Christianity 201

December 26, 2018

Did the Birth of Christ Commence a New Dispensation?

For today’s thoughts, we’re turning to two different articles at a site we’ve visited before, The Christian Courier. Click the individual titles to read each in full. Both articles are by Wayne Jackson.

What is the difference between Bible dispensations and the doctrine of dispensationalism?

What Is a Bible Dispensation?

The Greek word oikonomia is rendered “dispensation” several times in the New Testament (see 1 Cor. 9:17; Eph. 1:10; 3:2, 9; Col. 1:25).

Sometimes the word suggests the idea of managing a household and is rendered as “stewardship” (Lk. 16:2, 3, 4; 1 Cor. 9:17). On other occasions, the word implies a plan that has been arranged (Eph. 1:10; 3:9). The term may suggest appropriate training in divine instruction (1 Tim. 1:4).

In popular usage, the word dispensation often refers to a period of time. In Bible parlance, it frequently refers to the major epochs of time in which God has operated in implementing the plan of redemption.

The Patriarchal Dispensation

The Patriarchal Dispensation extended from the creation to the commencement of the Mosaic period, at which point God selected the Hebrews as a special people through whom he would send the Christ (Gen. 12:1ff; Dt. 7:6).

In the patriarchal age, God spoke to man through select prophets. Worship was administered by the fathers of each family (cf. Job 1).

The Mosaic Dispensation

The Mosaic Dispensation began at Sinai, when Jehovah gave the law of Moses to the Hebrews. By doing so, he separated them from the other nations of the world as his own special people. They would be a redemptive tool preliminary to the sending of his Son (Gal. 3:24-25; 4:4).

Only Israel was under this code. The balance of humanity remained under the patriarchal system. The Mosaic religion was terminated at the cross (Col. 2:14ff). It ended in a political sense with the destruction of Jerusalem in A.D. 70.
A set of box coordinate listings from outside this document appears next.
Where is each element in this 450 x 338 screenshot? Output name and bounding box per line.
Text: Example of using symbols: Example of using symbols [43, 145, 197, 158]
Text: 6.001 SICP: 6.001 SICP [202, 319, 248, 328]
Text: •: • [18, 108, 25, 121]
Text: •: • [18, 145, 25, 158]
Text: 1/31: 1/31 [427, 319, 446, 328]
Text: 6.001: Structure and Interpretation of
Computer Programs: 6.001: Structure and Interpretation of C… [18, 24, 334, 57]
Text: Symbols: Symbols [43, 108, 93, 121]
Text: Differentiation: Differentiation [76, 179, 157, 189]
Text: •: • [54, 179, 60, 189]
The Christian Dispensation

The Christian Dispensation began on the day of Pentecost and will be terminated at the return of Christ (Isa. 2:2-4; Dan. 2:44; Joel 2:28-30; 1 Cor. 15:24-26). At that point, the eternal order of all things will be set.
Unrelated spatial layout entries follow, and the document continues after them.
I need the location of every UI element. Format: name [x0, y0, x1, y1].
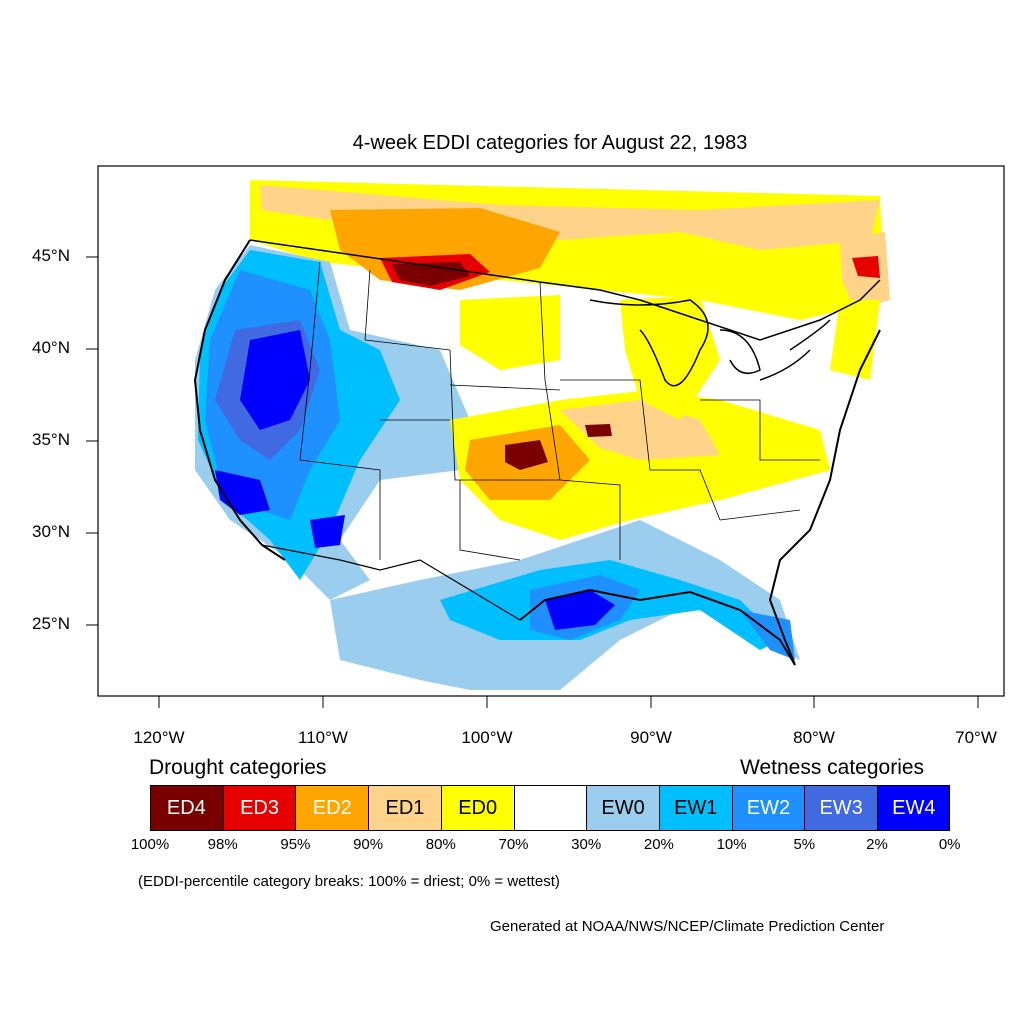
- canada-ed4-zone: [392, 262, 470, 286]
- legend-box-ew4: EW4: [877, 785, 950, 831]
- us-mexico-border: [261, 544, 521, 621]
- legend-box-ew1: EW1: [658, 785, 732, 831]
- lat-label-30: 30°N: [32, 522, 70, 541]
- legend-box-ed1: ED1: [368, 785, 441, 831]
- boundaries: [193, 239, 881, 666]
- legend-tick-label: 30%: [571, 836, 602, 853]
- lon-label-110w: 110°W: [298, 728, 348, 747]
- legend-tick-label: 80%: [425, 836, 456, 853]
- lon-label-100w: 100°W: [461, 728, 513, 747]
- gulf-coast: [519, 329, 881, 666]
- northeast-ed3-zone: [852, 256, 880, 278]
- legend-tick-label: 100%: [130, 836, 170, 853]
- legend-box-ew3: EW3: [804, 785, 877, 831]
- legend-tick-label: 5%: [793, 836, 816, 853]
- gulf-ew4-zone: [545, 590, 615, 630]
- legend-tick-label: 0%: [938, 836, 961, 853]
- legend-tick-label: 10%: [716, 836, 747, 853]
- legend-box-ew0: EW0: [586, 785, 659, 831]
- legend-box-ew2: EW2: [731, 785, 805, 831]
- lon-label-90w: 90°W: [630, 728, 672, 747]
- credit-line: Generated at NOAA/NWS/NCEP/Climate Predi…: [490, 918, 885, 935]
- legend-tick-label: 95%: [280, 836, 311, 853]
- lon-ticks: [158, 696, 979, 708]
- lat-label-45: 45°N: [32, 246, 70, 265]
- us-canada-border: [249, 239, 881, 341]
- map-layers: [195, 180, 890, 690]
- lon-label-70w: 70°W: [955, 728, 997, 747]
- lat-ticks: [86, 256, 98, 626]
- west-ew4-zone: [215, 330, 345, 548]
- legend-note: (EDDI-percentile category breaks: 100% =…: [138, 873, 560, 890]
- legend-tick-label: 2%: [866, 836, 888, 853]
- lat-label-40: 40°N: [32, 338, 70, 357]
- lon-label-120w: 120°W: [133, 728, 185, 747]
- legend-box-ed4: ED4: [150, 785, 223, 831]
- canada-ed1-band: [260, 185, 880, 250]
- legend-box-ed2: ED2: [295, 785, 369, 831]
- state-lines: [299, 261, 820, 561]
- legend-tick-label: 90%: [353, 836, 384, 853]
- map-frame: [97, 165, 1005, 697]
- legend-tick-label: 20%: [643, 836, 674, 853]
- pacific-coast: [193, 239, 286, 561]
- lat-label-35: 35°N: [32, 430, 70, 449]
- map-title: 4-week EDDI categories for August 22, 19…: [352, 132, 748, 154]
- lat-label-25: 25°N: [32, 614, 70, 633]
- dakota-ed0-zone: [460, 295, 880, 420]
- legend-tick-label: 70%: [498, 836, 529, 853]
- wetness-heading: Wetness categories: [740, 756, 925, 779]
- drought-heading: Drought categories: [149, 756, 327, 779]
- plains-ed4-zone: [505, 424, 612, 470]
- great-lakes: [589, 299, 831, 387]
- legend-box-ed3: ED3: [222, 785, 296, 831]
- lon-label-80w: 80°W: [793, 728, 835, 747]
- legend-tick-label: 98%: [207, 836, 238, 853]
- legend-box-ed0: ED0: [440, 785, 514, 831]
- legend-box-normal: [513, 785, 587, 831]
Note that the author asserts that The Christian Dispensation is beginning at Pentecost, not at Christ’s Birth.

at this point the article continues to address the issue in its title, concerning the doctrine of Dispensationalism. Since that’s not part of our discussion today, let’s look at the second article.
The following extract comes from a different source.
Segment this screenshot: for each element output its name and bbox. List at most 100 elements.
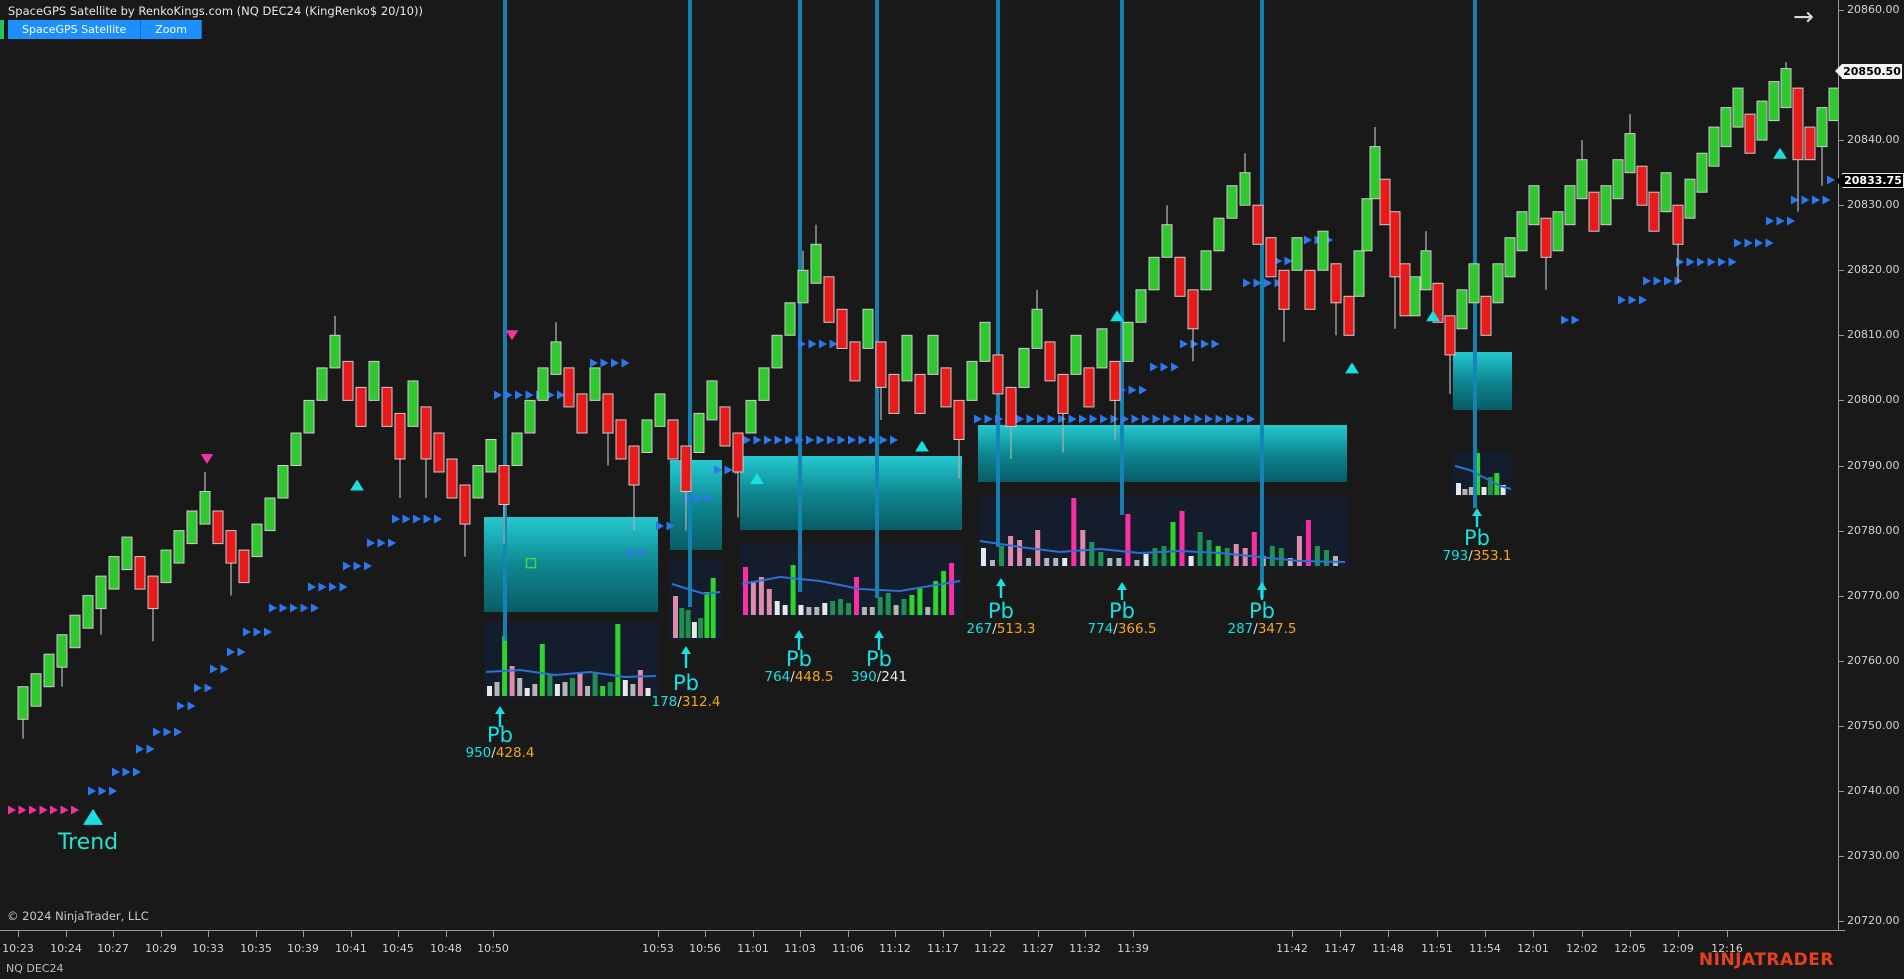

Are the Gospels a Part of the New Testament?

“The law and the prophets were until John …”

The New Testament is perfectly clear in its teaching that, commencing with the ministry of John the Immerser, a new era of instruction was being progressively implemented by divine authority. This time frame constituted a transitional period. During these days, certain instructions pertaining to the coming kingdom of Christ were taught by the Lord and his apostles. Of course, the formalities of the Mosaic regime were still in force technically, and would remain so until the Law was finally “nailed to the cross” (Col. 2:14; cf. Eph. 2:14-15).

For example, Jesus declared: “The law and the prophets were until John: from that time the gospel of the kingdom of God is preached, and every man enters violently into it” (Lk. 16:16)…

The New Birth: Old Testament or New Testament?

To contend that the teaching within the Gospel accounts is not applicable to those of the Christian age would reflect a manifest absurdity. Christ taught, for example, that men must satisfy the conditions of the “born again” operation in order to enter the kingdom (Jn. 3:3-5).

That this process had an after-Pentecost application is obvious from the following facts. The Lord’s kingdom did not arrive until Pentecost (Mk. 9:1; Acts 1:8; 2:4), and the saints of the post-Mosaic period throughout the Middle East had undergone this “birth” procedure in obtaining their salvation (cf. 1 Pet. 1:1-2).

Hence, the “new birth” procedure taught by Christ in the “Gospels” had a post-Gospels application.

“Tell it to the church”

Then consider the following admonition from the Son of God.

“And if your brother sins against you, go, show him his fault between you and him alone: if he hears you, you have gained your brother. But if he hears you not, take with you one or two more, that at the mouth of two witnesses or three every word may be established. And if he refuses to hear them, tell it to the church: and if he refuses to hear the church also, let him be unto you as the Gentile and the publican (emphasis added).”

Here is a context that can have no application until the day of Pentecost and the establishment of the church. This fact alone destroys the baseless assertion that nothing in the Gospel narratives is applicable after the advent of the Christian age (unless repeated in Acts through Revelation)…

Again note the terms “progressive” and “transitional.” With the birth of Christ, something new is stirring, but it has yet to be revealed until Jesus begins his earthly ministry, and it comes to fruition at Pentecost, the birth of the Church.